Beaucoup étaient entrés en religion et maladies comme handicaps étaient vus par ces fidèles non comme un malheur qui frappait à l’aveuglette, mais comme un honteux péché. On ne prenait pas en photo des personnes impotentes — sauf celles qui se rachetaient par l’exercice d’un sport de haut niveau — et l’on taisait certaines causes de décès désormais infamantes pour les proches.
On n’était plus sourd ou aveugle, mais malentendant et malvoyant ; on ne mourait plus de cancer, mais de longue maladie ... les « gens à mobilité réduite » autant que les « SDF »...
C’est l’une des aberrations qui avaient frappé Lorenzo de’ Medici ces derniers jours : alors que les informations concernant le virus qui sévissait étalaient sans retenue les chiffres catastrophiques des hôpitaux, à la mairie, ses administrés qui venaient déclarer le décès d’un proche, niaient en dépit de la réalité que la cause en fût celui qu’on appelait désormais le CopSras.
Lui-même avait fait l’expérience des regards courroucés ou gênés lorsqu’il disait ouvertement que Giuliano y avait succombé. Cela le mettait en rage et il l’avait clairement exprimé en rentrant chez lui la veille, en présence de Léo.
Dans le Jet qui l’emmenait à Baltimore, l’artiste repensait à cette constatation.
(Les gens ont aujourd’hui un petit aperçu du mépris et du dégoût auxquels ont eu droit les premiers malades du SIDA. .. Est-ce que cette crise va nous rappeler quelques réalités ou bien continuerons-nous à vivre notre vie comme si elle ne devait pas prendre fin ? Est-ce qu’après ça, les hommes vont continuer à vénérer l’artificiel et le superflu au détriment de l’authentique et de l’essentiel ? Ceux qui s’en sortiront se rappelleront-ils dans deux ans qu’ils ont failli perdre ce qui leur était le plus cher ou bien seront-ils retournés à leurs rêves futiles de consommateurs bien drillés ?)
En cherchant un livre dans la bibliothèque de bord — le Firenze était plus spacieux que certains appartements du centre-ville — un titre le détourna de ces pensées : « L’homme qui n’écoutait pas. » de Paolo Filbert lui rappela sa récente querelle avec Zo.
Zo fulminait de ne pas pouvoir l’accompagner et dressait une liste interminable des raisons qui rendaient sa compagnie utile, voire indispensable.

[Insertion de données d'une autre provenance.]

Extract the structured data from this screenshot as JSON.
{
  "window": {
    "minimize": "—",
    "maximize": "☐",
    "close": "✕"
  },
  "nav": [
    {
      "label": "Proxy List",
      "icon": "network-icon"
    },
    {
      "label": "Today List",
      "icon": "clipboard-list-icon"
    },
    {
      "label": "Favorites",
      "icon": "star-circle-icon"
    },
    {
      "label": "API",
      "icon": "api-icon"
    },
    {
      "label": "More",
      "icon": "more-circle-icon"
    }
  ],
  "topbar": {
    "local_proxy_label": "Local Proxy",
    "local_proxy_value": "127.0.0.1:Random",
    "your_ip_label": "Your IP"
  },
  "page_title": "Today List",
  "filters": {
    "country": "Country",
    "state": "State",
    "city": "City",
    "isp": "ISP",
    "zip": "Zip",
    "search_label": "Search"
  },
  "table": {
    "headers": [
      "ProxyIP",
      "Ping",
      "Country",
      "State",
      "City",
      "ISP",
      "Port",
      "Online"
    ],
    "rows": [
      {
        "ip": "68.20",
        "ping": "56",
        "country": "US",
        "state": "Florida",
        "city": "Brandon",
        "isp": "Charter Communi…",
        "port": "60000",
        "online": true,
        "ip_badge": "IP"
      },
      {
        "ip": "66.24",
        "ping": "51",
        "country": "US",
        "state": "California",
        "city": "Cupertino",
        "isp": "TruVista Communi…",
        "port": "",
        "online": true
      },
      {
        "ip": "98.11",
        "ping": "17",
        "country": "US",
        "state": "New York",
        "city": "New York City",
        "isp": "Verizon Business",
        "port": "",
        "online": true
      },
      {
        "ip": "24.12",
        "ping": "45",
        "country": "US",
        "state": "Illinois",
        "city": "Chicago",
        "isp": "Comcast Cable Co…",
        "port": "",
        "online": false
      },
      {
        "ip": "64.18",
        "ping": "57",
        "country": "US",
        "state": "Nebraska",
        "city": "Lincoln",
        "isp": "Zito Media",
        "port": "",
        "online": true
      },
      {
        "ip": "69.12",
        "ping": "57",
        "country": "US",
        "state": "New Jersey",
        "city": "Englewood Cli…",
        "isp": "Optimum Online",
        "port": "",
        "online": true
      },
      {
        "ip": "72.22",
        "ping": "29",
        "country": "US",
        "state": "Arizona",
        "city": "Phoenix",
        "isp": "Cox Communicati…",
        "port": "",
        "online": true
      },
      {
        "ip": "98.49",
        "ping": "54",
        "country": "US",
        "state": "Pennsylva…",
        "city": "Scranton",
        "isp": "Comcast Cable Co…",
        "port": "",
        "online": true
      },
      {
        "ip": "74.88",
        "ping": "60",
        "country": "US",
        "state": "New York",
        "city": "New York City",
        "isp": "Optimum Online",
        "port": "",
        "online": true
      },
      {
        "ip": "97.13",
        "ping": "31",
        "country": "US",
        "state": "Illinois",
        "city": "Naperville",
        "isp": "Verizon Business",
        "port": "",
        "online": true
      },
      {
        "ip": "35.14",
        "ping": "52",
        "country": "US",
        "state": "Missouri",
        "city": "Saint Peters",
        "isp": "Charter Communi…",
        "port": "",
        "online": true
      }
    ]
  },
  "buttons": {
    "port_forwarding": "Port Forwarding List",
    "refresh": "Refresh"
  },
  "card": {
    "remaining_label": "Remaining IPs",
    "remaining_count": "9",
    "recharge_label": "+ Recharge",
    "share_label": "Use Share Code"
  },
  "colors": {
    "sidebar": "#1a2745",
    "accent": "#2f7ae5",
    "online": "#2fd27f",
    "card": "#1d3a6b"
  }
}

Leo s’en trouvait dans l’incapacité de se concentrer sur ses bagages et lui avait demandé un peu trop vivement de se taire.
« Oh ! Pardon de te déranger, maestro ... j’oubliais que tu ne me calcules qu’en cas de besoin !
— Zo ! Ne commence pas une litanie sur un autre thème. J’ai besoin de ré-flé-chir ! avait dit Leonardo.
— Pfff ! Ce n’est pas comme si tu avais rendez-vous avec l’autre, l’ange du style : c’est Will Graham que tu vas voir, pas ce m’as-tu-vu de Riario !
Leonardo avait désigné la porte :
— Sors ! Va faire pisser le chien qu’on n’a pas ou aérer l’esprit qui te manque, mais pour l’amour du ciel, DÉGAGE tant que je fais ma valise !
— C’est un sac, pas une valise. »
Leo lui avait lancé quelque chose à la tête, il ne se rappelait plus quoi. Ç’aurait tout aussi bien pu être un marteau ou tout autre objet dangereux.
Ses colères étaient aveugles, depuis toujours. En temps d’inquiétude, elles l’étaient plus encore.
L’une des premières fois où il s’était trouvé face à face avec Rio, alors qu il l’avait ligoté à un tronc d’arbre, le Comte l’avait nargué et Leo l’avait frappé de son couteau. Sans la grande croix qu’il portait alors sous sa chemise, il serait peut-être mort.
En ce temps-là, Leo venait d’apprendre que la jeune femme qu’il courtisait assidûment œuvrait dans l’ombre pour le Comte et vendait à la RV les secrets de Lorenzo et ses propres stratégies pour contrer leur adversaire...
( Nous devrions écrire tout ça avec Rio, tous ces échanges de sarcasmes, d’insultes et de coups entre nous à cette époque.)
Oui, mais cela ne serait possible que s’ils survivaient au CopSras, à Hannibal Lecter et à Alessandro della Rovere !
L'avion entra dans un trou d’air.
« Et au voyage en avion ! » dit-il à voix haute.